The second thing he missed is the whole student affairs overlay. There was not a single student affairs person in the whole book. When Charlotte went into her deep depression, no one even knows or cares; she disappears for about a month. That just doesn't happen. I mean, they'd be all over your case. If that happened to you and you just sort of disappeared into a deep funk, they'd find out and have meetings and spend hundreds of man-hours discussing your case in order to make sure you didn't commit suicide. And yet, none of that happens [in Wolfe's book]. She was just off on her own living in this guy's apartment .

Q: So you don't think there's as much sex on college campuses as Tom Wolfe does?

A: I don't think it's as libertine. He makes it seem like a Roman orgy, as if this is just going on in public all the time. It's much more furtive than that. Yeah, people get drunk at these big parties, but then they kind of slip off somewhere. But it's happening behind closed doors or under the sheets or on a futon somewhere. It's not glamorous.

Q: You also seem concerned by the lack of free time in the schedules of today's college students.
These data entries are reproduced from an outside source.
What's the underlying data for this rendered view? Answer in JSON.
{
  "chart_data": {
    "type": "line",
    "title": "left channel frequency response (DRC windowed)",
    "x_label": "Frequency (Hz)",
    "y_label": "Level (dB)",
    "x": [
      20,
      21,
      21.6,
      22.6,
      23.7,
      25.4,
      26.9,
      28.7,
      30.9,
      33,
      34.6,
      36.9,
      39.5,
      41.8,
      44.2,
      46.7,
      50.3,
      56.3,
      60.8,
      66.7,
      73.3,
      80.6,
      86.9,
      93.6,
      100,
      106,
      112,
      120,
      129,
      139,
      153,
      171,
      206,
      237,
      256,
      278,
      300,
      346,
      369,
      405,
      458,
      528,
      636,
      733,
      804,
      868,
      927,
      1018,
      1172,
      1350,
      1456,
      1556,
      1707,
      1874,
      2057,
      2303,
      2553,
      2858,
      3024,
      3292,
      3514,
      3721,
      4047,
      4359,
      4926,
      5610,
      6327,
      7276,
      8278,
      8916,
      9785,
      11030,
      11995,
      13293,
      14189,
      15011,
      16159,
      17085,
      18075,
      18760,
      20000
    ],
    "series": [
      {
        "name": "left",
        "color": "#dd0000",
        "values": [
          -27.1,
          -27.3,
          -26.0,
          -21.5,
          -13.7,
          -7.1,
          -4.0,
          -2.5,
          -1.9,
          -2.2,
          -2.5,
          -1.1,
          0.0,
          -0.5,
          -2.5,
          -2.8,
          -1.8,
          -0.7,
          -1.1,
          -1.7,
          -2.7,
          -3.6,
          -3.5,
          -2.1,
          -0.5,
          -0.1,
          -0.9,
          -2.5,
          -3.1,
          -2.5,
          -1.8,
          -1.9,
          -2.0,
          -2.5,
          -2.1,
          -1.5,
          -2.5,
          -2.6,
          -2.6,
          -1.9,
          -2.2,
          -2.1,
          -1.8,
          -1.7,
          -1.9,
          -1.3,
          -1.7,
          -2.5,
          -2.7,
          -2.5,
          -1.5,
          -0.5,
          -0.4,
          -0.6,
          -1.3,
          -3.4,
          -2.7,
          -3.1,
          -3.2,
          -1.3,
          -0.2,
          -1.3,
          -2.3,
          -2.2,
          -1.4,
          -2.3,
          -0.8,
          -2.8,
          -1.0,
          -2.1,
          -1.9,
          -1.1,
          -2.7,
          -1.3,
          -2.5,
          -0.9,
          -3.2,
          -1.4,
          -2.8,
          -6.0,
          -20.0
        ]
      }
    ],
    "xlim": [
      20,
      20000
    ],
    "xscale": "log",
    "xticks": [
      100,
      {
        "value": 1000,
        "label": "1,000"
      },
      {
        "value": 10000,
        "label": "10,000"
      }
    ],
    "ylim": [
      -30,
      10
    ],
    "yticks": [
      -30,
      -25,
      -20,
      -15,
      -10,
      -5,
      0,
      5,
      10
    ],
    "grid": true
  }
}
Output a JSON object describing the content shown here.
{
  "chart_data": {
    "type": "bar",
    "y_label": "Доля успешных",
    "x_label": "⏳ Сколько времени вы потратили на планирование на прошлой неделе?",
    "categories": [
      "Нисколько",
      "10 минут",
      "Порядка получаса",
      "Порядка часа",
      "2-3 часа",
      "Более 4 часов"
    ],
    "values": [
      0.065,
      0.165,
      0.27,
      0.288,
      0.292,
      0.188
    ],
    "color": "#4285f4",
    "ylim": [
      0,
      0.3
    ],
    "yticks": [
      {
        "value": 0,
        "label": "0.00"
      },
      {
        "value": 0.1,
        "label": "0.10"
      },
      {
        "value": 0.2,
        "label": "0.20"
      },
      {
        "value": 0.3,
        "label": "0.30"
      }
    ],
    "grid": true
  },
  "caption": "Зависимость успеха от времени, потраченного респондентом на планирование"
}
A: Yes, I do worry about that. The motto at Hamilton was "Know thyself." And I don't think in the current college environment that they have time to know themselves. That's a real loss. It goes back to the whole notion of the unexamined life being not worth living. You've got to do that, you've got to examine your own life and figure out who you are and where you're going, and if you don't allow yourself time to do that, you've missed a big opportunity, especially at those critical ages of 18-22.

Q: In spite of some of your worries about today's college kids, you still seem to think they're doing OK, by and large.

A: One thing I wanted to avoid doing was suggesting that in all the mayhem of drinking and smoking marijuana and date rape and stuff that this is a doomed generation. It's not. It does work out most of the time. The girl I don't identify in the book who knocked back 22 shots of vodka and got taken off to the hospital her freshman year, she's now going off to get her Ph.D. in a pretty complicated science. And they're all capable of doing that, as long as they can survive. I came out of this with enormous faith in the students themselves.